Years and years ago, to get a better handle on the then-nascent crypto economy, I bought some bitcoin. About $50 worth, if memory serves. And then I moved it to BTC-E, at which point I bought some random coins to see how that would go.
BTC-E eventually closed after a massive money-laundering fine, so I presume that whatever coins I bought back then are lost to the void. That’s why I haven’t had any disclosures in anything I’ve written about crypto since — I don’t own any that I can access, which is the same thing as not owning any crypto at all.
That’s no longer the case. After chatting about the NFT craze once or twice on the podcast, I realized that the trend wasn’t going away, which meant that I needed to give it a try. Most folks who write about football have thrown a football. It seemed pretty reasonable to dip a single toe into the NFT waters if I was going to keep covering them.
After doing a little playing around, my impressions are that NFTs are neat and fun and silly — and that their on-ramp is still far too steep for most folks.
Hello, I’m Alex and I am an NFT noob
To get into the NFT game, I opened a Coinbase account and bought $50 worth of ether. My goal was not to buy lots of crypto, use it to purchase NFTs and reap stonk-like gains. I just wanted to run the process and figured I could find some sort of unloved NFT for $50 worth of Ethereum’s token. I even considered buying a piece from an artist I like, whose physical art I own and who makes NFTs.
So, I moved the funds from Coinbase to NFT market OpenSea, where I also had a wallet. The exact linkage between OpenSea and MetaMask wasn’t 100% clear during the process, but, hey, I’m here for a good time, so I rolled with it.
Sadly, fees from Coinbase and transferring my pittance of ether quickly ate into my crypto wealth:
From this point, I figured I had paid the piper and was ready to buy something worth as little as possible, closing this chapter on my NFT mess-around.
Regular crypto users and traders know what’s coming, but let me explain for the rest of the crew. There’s a thing called gas fees in the ether ecosystem, the price that you pay to have your transaction executed. And it turned out that the gas fee alone for the purchase of an NFT that cost as close to zero as possible was more than the total ETH that I had in my account.

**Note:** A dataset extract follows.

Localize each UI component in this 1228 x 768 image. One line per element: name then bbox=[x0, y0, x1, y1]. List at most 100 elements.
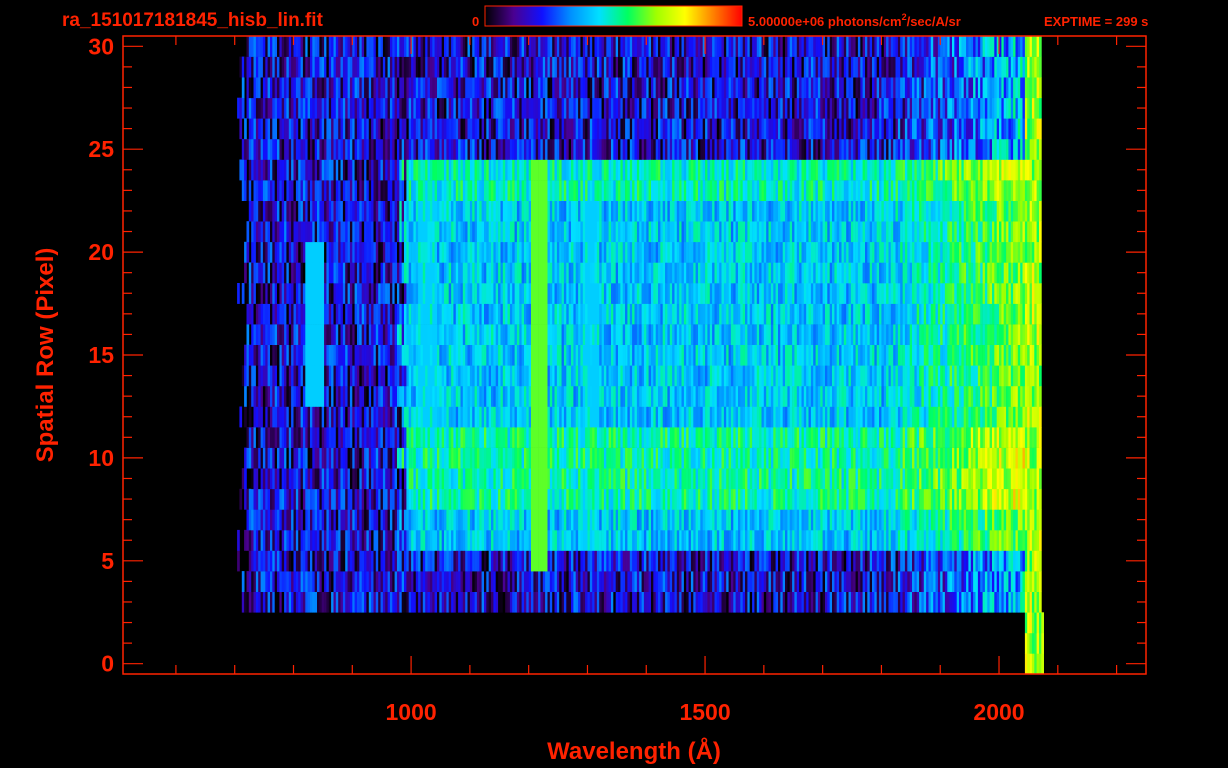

So, what I had done was turn $50 into less than $50 and locked the funds in an account on an art marketplace where I couldn’t afford to buy something that cost nothing.
Thankfully, someone sent me a pity NFT for my live-tweeted troubles, so I now own this. Which I can’t sell because I don’t really want to get into the tax issues and because receiving a gift is against journalistic ethics.
At some point, I guess I’ll sell the NFT, explain to my spouse why our taxes are more complicated than usual, and donate whatever money it is worth at the time to charity. I’ve received a few offers for my free NFT for around $300, which is weird. It’s like someone handing you a small plastic chit that has a pretty color and then having folks queue up to offer you several hundred dollars for it.
I also minted my own NFT of a Twitter thread discussing NFTs with a friend. No one wants to buy that one, but, again, it’s good to experiment.
This little saga closes with Thugbirdz, an NFT project that sports highly pixelated images of birds. I looked these up on OpenSea and found one that had a bird smoking a cigarette for a very low price. And it featured a “buy with card” option.
Bingo, I thought. I can just use one of my fiat cards to buy this bird, and then I will have actually managed my original goal of purchasing — as opposed to minting or receiving — an NFT. But after mucking around with the service to use a card — MoonPay — and verifying that I am in fact who I am, two of my cards hit fraud barriers.
No smoking Thugbird for Alex.
Anyway, all this is to say that I like buying art and I think NFTs are good fun. But the on-ramp to actually getting one is too high. Perhaps that’s why OpenSea has added 107,000 active users in the last week, per DappRadar, instead of, say, a few million. Folks who want to eventually climb through the software web required, and the huge fees that must be paid, will manage. But if NFTs want the more regular types like yours truly, the barriers need to come down a little. Or at least the fees.